According to the U.S. Department of Agriculture (USDA), the U.S. avocado consumption has more than tripled since 2001 with about 90 percent of all avocados eaten in the U.S. coming from Mexico.
Mexican avocado exports to the U.S. are expected to reach an estimated $2.7 billion for 2024. U.S. production is concentrated in California, which accounts for around 90 percent of domestic production, according to the California Avocado Commission (CAC) BB #:145028.
Hawaii and Florida make up the rest.
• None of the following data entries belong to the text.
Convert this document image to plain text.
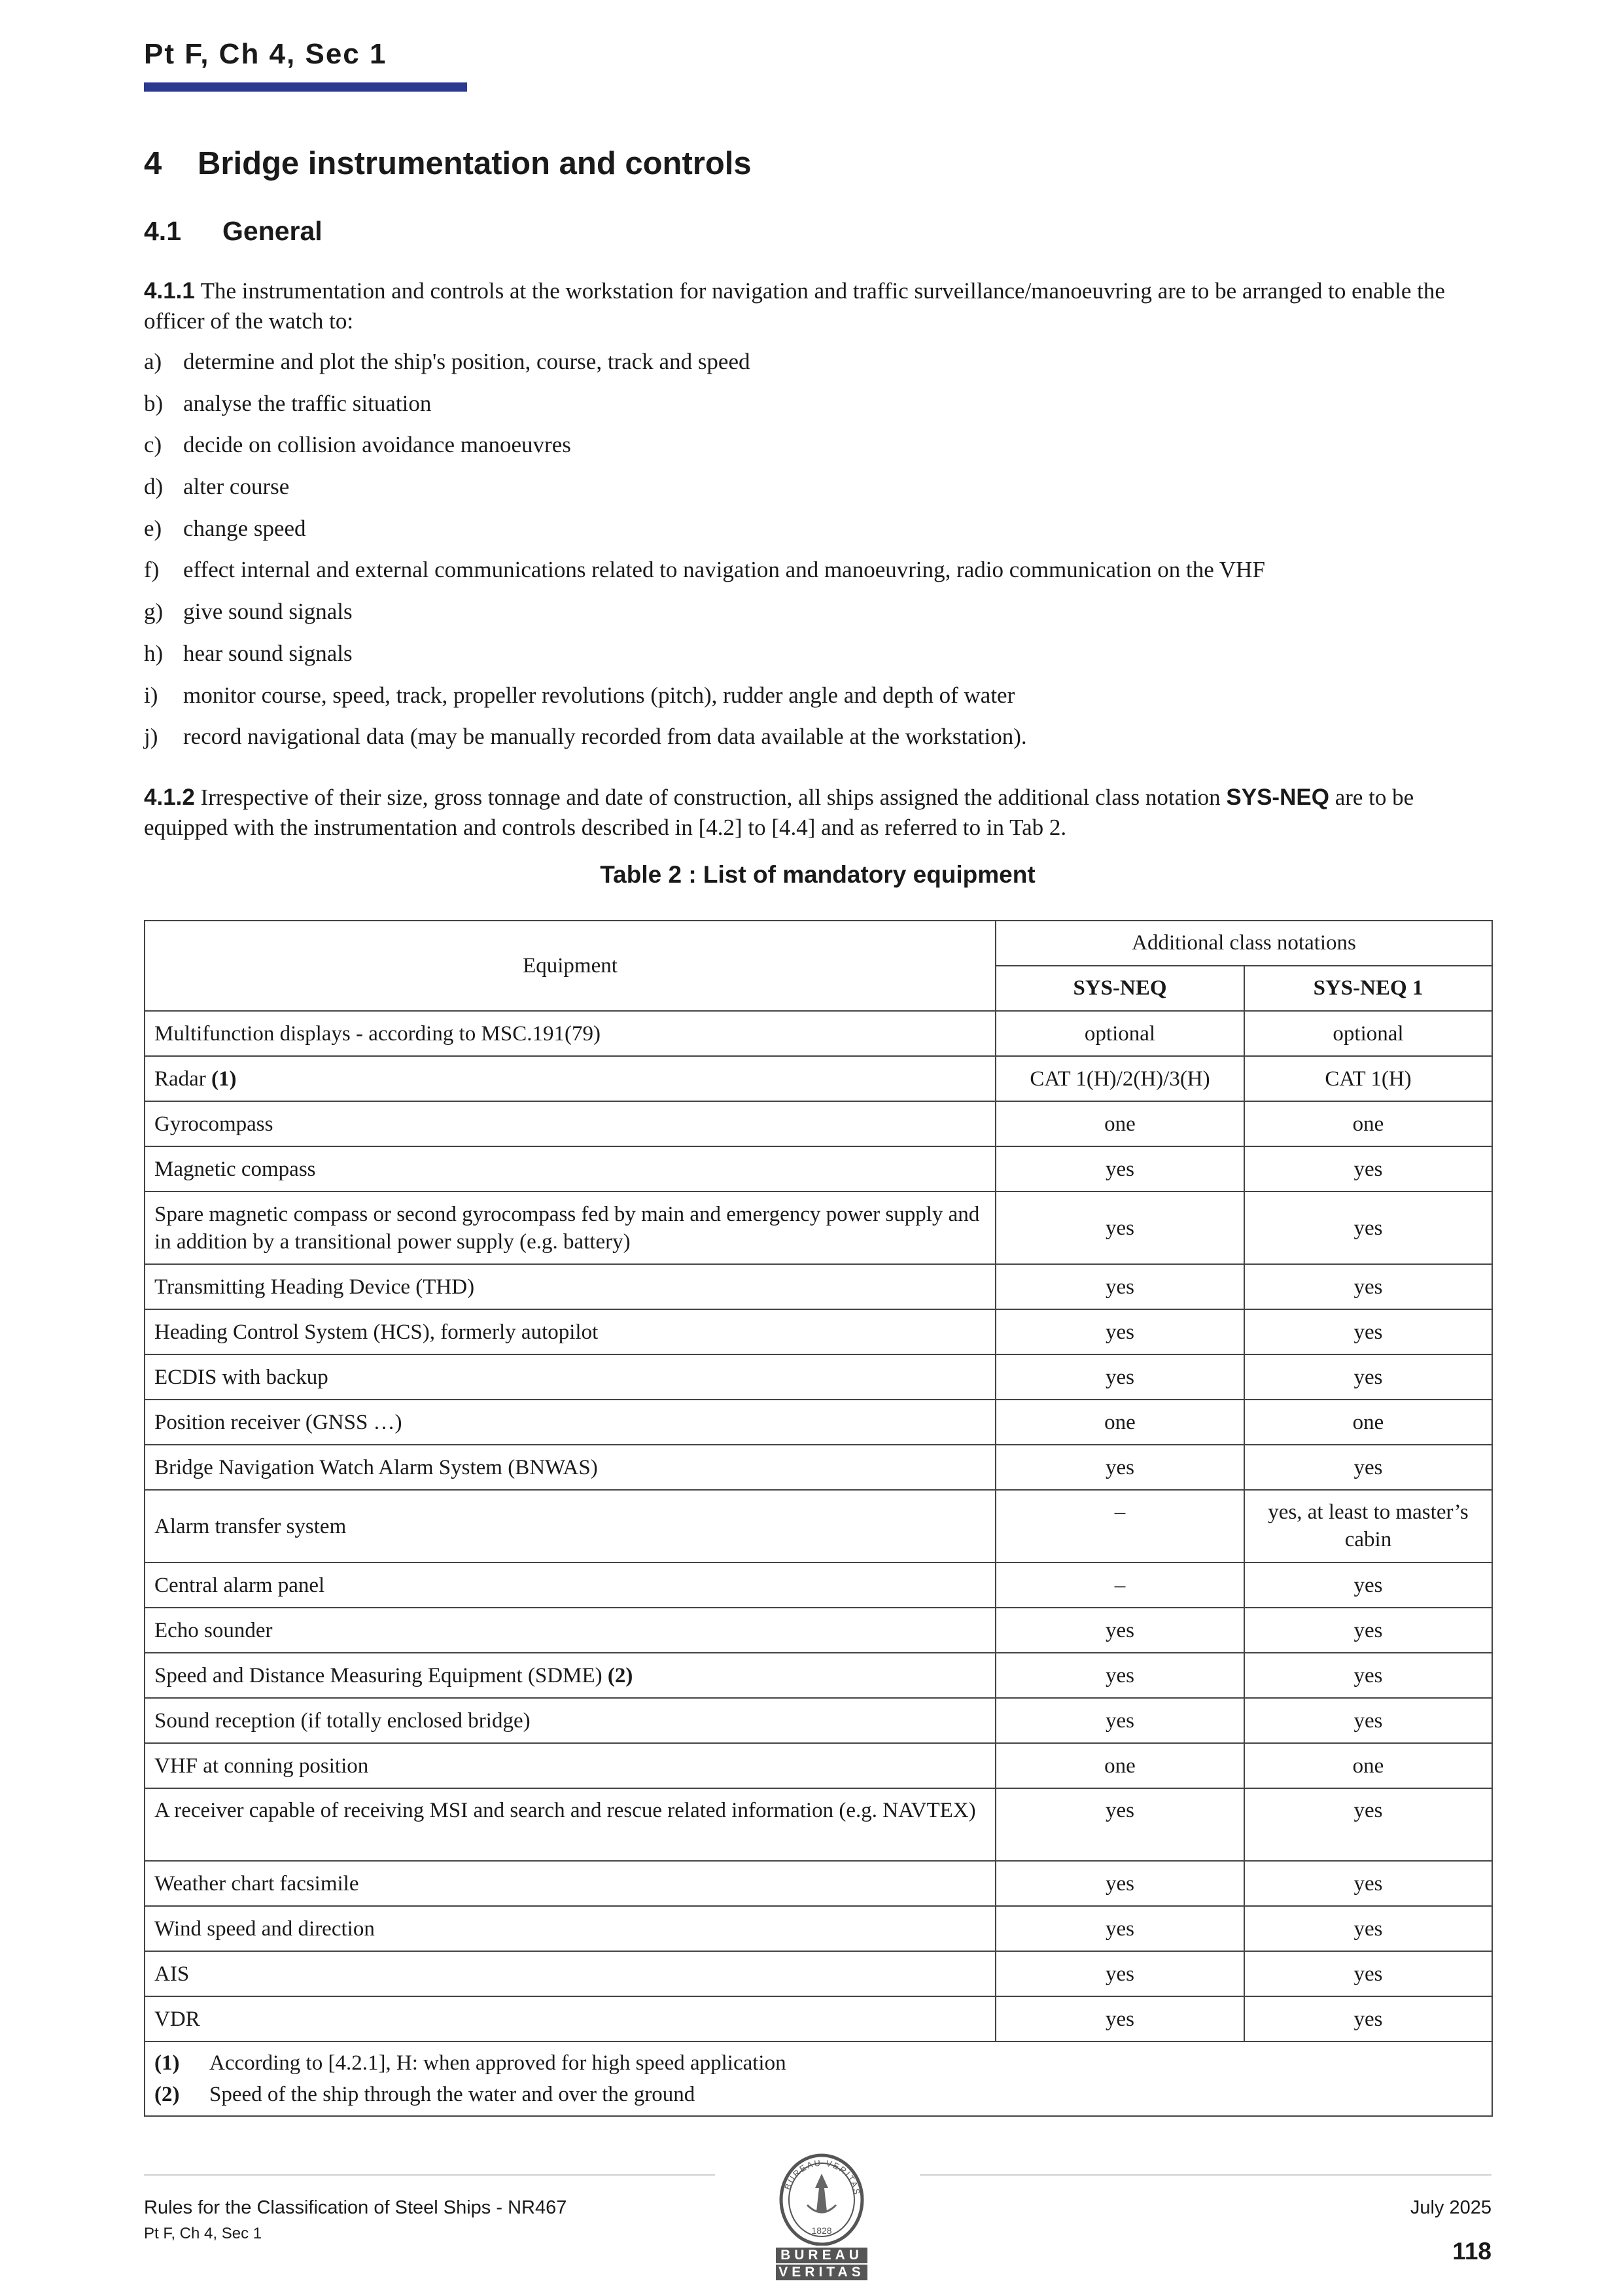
Pt F, Ch 4, Sec 1
4 Bridge instrumentation and controls
4.1 General
4.1.1 The instrumentation and controls at the workstation for navigation and traffic surveillance/manoeuvring are to be arranged to enable the officer of the watch to:
a) determine and plot the ship's position, course, track and speed
b) analyse the traffic situation
c) decide on collision avoidance manoeuvres
d) alter course
e) change speed
f) effect internal and external communications related to navigation and manoeuvring, radio communication on the VHF
g) give sound signals
h) hear sound signals
i) monitor course, speed, track, propeller revolutions (pitch), rudder angle and depth of water
j) record navigational data (may be manually recorded from data available at the workstation).
4.1.2 Irrespective of their size, gross tonnage and date of construction, all ships assigned the additional class notation SYS-NEQ are to be equipped with the instrumentation and controls described in [4.2] to [4.4] and as referred to in Tab 2.
Table 2 : List of mandatory equipment
Equipment	Additional class notations	
	SYS-NEQ	SYS-NEQ 1
Multifunction displays - according to MSC.191(79)	optional	optional
Radar (1)	CAT 1(H)/2(H)/3(H)	CAT 1(H)
Gyrocompass	one	one
Magnetic compass	yes	yes
Spare magnetic compass or second gyrocompass fed by main and emergency power supply and in addition by a transitional power supply (e.g. battery)	yes	yes
Transmitting Heading Device (THD)	yes	yes
Heading Control System (HCS), formerly autopilot	yes	yes
ECDIS with backup	yes	yes
Position receiver (GNSS …)	one	one
Bridge Navigation Watch Alarm System (BNWAS)	yes	yes
Alarm transfer system	–	yes, at least to master’s cabin
Central alarm panel	–	yes
Echo sounder	yes	yes
Speed and Distance Measuring Equipment (SDME) (2)	yes	yes
Sound reception (if totally enclosed bridge)	yes	yes
VHF at conning position	one	one
A receiver capable of receiving MSI and search and rescue related information (e.g. NAVTEX)	yes	yes
Weather chart facsimile	yes	yes
Wind speed and direction	yes	yes
AIS	yes	yes
VDR	yes	yes

(1) According to [4.2.1], H: when approved for high speed application
(2) Speed of the ship through the water and over the ground		
Rules for the Classification of Steel Ships - NR467
Pt F, Ch 4, Sec 1
July 2025
118
BUREAU VERITAS
1828
BUREAU
VERITAS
But California’s industry only meets a fraction of the immense demand.
“We’re just a teeny-tiny player now in the big picture,” said Mary Lu Arpaia, a subtropical horticulture extension specialist at the University of California, Riverside.
California’s avocado production peaked in the early 2000s and has fallen in both production acreage and yield since, according to the CAC.
“The cost of production here in California is very, very high,” said Arpaia. “We have resource limitations on water availability and water quality. Real estate is very expensive.”
The problem isn’t unique to avocados: U.S. agriculture production as a whole has been shrinking. The USDA reports that imports are exceeding exports for the first time in history.
“Mexico will almost always be an efficient, low-cost producer,” said Richard Sexton, a professor of agricultural and resource economics at the University of California, Davis.
More than 80 percent of Mexico’s avocado exports go to the U.S., and its industry is still growing. In 2022, Jalisco became the second Mexican state to meet certain requirements allowing it to trade its avocados with the U.S., opening up more opportunities for other farms and additional fruits to flood the market.